On December 15, seven students plus the leader of the TAMUCC BSM, packed up in a church van and drove 1o hours to Denham Springs, which is right outside of Baton Rouge. We stayed at a local church and spent four days working and putting up drywall and insulation in two different homes. I didn’t understand the effects of the flood until I arrived in the victim area. In the neighborhood where my team and I were working, all the homes had been gutted and were empty. The homes weren’t livable. There were a lot of trailer homes on front lawns, where families are living. I also was told that some people were having to stay with other family members and such until their homes could be repaired. My point is that these homes looked fine on the outside. The exteriors were all still up and some of the homes even looked beautiful. But, the insides. There was nothing there; these were some literally broken homes.

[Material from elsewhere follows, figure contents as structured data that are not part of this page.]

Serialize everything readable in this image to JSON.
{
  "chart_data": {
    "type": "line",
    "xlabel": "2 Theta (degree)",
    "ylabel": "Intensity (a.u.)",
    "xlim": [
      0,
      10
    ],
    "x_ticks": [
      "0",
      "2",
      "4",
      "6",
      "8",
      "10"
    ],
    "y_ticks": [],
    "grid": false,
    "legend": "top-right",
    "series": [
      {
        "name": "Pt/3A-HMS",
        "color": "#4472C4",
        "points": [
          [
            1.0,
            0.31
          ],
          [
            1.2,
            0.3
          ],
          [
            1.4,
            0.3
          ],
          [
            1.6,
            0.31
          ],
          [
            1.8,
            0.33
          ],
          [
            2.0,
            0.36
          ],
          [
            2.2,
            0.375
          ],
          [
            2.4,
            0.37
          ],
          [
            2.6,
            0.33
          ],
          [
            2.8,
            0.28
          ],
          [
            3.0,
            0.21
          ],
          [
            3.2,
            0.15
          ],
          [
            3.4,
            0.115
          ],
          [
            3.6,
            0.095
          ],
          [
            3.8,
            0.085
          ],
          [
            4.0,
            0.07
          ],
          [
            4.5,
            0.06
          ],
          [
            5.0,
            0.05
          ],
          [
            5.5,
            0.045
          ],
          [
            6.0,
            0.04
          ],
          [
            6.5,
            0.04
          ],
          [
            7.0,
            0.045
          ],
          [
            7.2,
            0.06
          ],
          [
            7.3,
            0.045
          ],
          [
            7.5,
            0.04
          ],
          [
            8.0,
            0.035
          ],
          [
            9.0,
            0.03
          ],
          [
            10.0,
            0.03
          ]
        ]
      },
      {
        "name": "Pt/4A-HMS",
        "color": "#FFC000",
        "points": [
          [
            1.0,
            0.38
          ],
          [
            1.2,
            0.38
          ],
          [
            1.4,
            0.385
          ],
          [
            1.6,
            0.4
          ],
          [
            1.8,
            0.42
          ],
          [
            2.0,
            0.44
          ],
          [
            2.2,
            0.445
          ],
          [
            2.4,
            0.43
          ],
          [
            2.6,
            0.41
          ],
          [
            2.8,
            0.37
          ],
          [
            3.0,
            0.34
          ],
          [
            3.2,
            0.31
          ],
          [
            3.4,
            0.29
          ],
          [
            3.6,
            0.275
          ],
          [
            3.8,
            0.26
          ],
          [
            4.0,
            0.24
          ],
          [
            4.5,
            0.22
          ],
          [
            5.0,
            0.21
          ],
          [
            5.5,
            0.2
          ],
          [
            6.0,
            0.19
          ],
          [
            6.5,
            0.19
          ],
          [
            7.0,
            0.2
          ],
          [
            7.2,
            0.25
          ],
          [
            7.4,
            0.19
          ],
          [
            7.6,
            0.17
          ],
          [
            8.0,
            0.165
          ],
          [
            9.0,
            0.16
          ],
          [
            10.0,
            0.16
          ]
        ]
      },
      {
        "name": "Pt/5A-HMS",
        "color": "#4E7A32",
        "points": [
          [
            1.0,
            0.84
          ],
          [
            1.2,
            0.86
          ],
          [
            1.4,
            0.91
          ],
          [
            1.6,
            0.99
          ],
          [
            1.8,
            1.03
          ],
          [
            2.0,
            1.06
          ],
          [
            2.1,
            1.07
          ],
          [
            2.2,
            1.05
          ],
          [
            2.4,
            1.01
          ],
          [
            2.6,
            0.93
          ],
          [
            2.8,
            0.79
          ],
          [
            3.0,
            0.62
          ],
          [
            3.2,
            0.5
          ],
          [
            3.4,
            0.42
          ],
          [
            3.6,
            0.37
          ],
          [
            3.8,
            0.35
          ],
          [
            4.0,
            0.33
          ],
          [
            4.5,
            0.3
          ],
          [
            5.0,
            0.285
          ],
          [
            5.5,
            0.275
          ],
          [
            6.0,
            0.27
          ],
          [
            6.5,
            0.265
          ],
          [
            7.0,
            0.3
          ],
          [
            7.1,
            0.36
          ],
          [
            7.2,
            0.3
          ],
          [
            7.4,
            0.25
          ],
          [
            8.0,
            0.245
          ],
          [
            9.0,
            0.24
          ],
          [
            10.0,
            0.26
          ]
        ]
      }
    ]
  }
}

My team and I focused on two homes during our four work days in Denham Springs, Louisiana. In one of the homes, we installed insulation throughout the entire house and then put up drywall. I can honestly say that I’ve never done as much work, or been as sore, in my whole entire life (while this was because of the workload, it was also because I’ve never done squats in my life. This taught me that squats are important). We work from eight in the morning to five or six in the afternoon, and it ranged from 3o degrees to around 80 degrees Fahrenheit. One of the days got pretty toasty, while the other days were freezing. One of the houses we worked in had heat in it, but the other didn’t have electricity in it yet. While the work was hard, it was incredibly joyful because I knew that I was furthering the kingdom of God.

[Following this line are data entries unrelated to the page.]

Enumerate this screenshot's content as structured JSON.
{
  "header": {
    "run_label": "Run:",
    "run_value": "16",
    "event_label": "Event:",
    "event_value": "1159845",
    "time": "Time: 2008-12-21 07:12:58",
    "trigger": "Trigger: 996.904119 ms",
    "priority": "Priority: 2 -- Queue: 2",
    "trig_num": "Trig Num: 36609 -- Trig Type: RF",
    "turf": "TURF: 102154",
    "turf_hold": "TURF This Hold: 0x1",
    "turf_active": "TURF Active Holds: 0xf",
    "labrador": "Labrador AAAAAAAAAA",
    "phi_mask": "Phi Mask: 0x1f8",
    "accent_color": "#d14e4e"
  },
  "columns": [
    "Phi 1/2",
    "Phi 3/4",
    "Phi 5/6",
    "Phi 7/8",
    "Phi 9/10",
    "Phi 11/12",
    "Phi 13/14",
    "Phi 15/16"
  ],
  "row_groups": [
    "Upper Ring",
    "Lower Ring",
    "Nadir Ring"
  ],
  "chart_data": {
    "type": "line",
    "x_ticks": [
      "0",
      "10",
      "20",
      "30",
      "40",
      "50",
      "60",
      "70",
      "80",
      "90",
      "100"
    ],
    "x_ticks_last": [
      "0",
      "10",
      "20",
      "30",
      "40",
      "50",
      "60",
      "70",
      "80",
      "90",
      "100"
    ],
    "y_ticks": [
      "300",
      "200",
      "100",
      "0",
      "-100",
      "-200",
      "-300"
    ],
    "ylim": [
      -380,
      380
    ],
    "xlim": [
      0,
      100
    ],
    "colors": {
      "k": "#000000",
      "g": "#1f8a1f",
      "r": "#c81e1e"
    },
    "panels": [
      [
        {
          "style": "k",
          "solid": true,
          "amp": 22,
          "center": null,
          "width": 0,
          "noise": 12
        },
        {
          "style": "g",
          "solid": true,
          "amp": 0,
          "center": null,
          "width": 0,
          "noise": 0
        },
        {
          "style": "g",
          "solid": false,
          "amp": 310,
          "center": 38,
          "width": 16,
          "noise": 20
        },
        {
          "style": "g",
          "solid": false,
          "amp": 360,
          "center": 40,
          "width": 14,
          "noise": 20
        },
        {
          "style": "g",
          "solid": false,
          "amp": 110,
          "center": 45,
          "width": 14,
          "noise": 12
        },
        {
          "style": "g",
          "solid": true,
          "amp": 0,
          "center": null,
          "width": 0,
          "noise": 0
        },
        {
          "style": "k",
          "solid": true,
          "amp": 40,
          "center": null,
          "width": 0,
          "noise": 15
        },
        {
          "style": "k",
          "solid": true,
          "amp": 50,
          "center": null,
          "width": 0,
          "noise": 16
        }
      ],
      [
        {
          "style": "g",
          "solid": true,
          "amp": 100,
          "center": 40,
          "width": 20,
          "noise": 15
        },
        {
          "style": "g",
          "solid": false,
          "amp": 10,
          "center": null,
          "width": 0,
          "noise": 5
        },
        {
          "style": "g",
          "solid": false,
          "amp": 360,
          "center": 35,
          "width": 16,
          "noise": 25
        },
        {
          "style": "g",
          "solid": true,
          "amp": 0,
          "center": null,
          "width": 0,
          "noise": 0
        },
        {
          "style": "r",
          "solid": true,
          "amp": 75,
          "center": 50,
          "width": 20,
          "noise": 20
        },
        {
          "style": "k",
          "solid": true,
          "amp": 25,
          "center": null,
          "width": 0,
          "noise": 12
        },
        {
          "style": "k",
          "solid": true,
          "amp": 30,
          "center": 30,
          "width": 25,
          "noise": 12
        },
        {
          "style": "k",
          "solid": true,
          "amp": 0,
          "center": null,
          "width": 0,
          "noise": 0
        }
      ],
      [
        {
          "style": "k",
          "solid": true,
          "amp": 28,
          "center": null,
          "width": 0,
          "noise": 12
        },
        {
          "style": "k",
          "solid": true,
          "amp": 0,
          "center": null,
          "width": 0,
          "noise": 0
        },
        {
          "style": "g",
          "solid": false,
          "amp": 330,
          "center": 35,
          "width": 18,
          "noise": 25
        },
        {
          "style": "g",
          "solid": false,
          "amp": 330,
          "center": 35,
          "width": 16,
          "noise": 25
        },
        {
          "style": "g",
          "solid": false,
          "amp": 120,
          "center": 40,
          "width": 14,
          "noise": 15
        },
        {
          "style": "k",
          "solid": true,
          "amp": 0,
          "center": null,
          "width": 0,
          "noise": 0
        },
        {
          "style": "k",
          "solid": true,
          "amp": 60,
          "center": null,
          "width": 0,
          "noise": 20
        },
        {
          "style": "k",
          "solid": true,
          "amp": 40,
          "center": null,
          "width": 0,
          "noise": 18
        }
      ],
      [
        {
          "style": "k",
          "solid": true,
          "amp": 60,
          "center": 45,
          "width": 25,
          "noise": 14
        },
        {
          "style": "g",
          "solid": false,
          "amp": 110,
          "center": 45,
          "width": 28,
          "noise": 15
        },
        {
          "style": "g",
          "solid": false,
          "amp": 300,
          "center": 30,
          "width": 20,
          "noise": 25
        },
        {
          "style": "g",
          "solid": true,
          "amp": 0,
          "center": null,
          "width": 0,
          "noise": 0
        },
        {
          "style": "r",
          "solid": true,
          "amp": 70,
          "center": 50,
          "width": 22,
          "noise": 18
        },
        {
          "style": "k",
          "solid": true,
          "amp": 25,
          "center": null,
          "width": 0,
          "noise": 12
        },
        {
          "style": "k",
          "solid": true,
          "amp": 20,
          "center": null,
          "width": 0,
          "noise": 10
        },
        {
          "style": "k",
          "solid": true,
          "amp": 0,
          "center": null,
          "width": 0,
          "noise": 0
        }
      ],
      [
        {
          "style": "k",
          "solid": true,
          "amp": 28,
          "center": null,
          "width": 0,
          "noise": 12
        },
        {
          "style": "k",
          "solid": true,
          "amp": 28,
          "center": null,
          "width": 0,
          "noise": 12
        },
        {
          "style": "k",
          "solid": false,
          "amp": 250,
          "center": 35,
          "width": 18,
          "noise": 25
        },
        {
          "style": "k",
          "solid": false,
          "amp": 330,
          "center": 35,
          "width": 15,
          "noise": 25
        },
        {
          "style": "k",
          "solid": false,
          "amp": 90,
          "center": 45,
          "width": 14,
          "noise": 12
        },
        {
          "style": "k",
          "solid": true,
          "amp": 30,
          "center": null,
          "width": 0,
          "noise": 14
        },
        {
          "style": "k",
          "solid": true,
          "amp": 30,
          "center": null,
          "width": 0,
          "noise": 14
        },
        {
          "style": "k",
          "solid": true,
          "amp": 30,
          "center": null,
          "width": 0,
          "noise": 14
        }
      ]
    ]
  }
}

One day around three in the afternoon, when I started hitting a patch of tiredness and exhaustion, I looked up from the piece of drywall I was working on and through a window. Through this window, I saw the most beautiful thing I’d seen on the trip. In the backyard, amidst piles of trash and things damaged by the flood, there was an orange tree. The orange tree was full and vibrant and seemed to be thriving despite the wreckage surrounding it. This reminded me that although there are struggles and although things rarely go as we plan, through all the pain and sadness and shame, and despite the magnitude of our troubles, there is always hope and light and goodness to be found. God’s grace is abundant and His mercies are new every morning (from Lamentations 3:22-23). We can see His Love through something as small as oranges ready to be picked and enjoyed.
While on this trip, I saw a lot of parallels between the physical labor of our mission work to the spiritual mission work that Christians should always be doing (telling others about the Gospel, so that their lives can be transformed). As I mentioned before, the homes we were rebuilding were fine on the outside; but inside, they were so broken and damaged. This idea reminded me of people. We tend to try to appear fine on the outside, like we have it all together, but inside we’re struggling and broken. When I say “we”, I really mean me. I’d like to think that we’re all in the same boat, but if not, I’m giving this advice to myself. With the new year, I want to find the orange trees in my life. I want to rebuild the homes where I’m letting my spirit live, meaning that I want to work on myself. Something I still find myself consistently struggling with is shame and insecurity, and I want to rebuild that broken part of my heart. I want to remove the place from my table where I’m letting the enemy sit, so that there’s only room for me and the Lord.
Christ is a firm foundation. He’s planted orange trees everywhere in our lives. He’s given us these symbols of hope that point to the fact that He alone is our hope. This year, when floods inevitably come and bring destruction, plant the foundation of your new home on Him. He can do immeasurably more in your life than you even imagined (from Ephesians 3:20).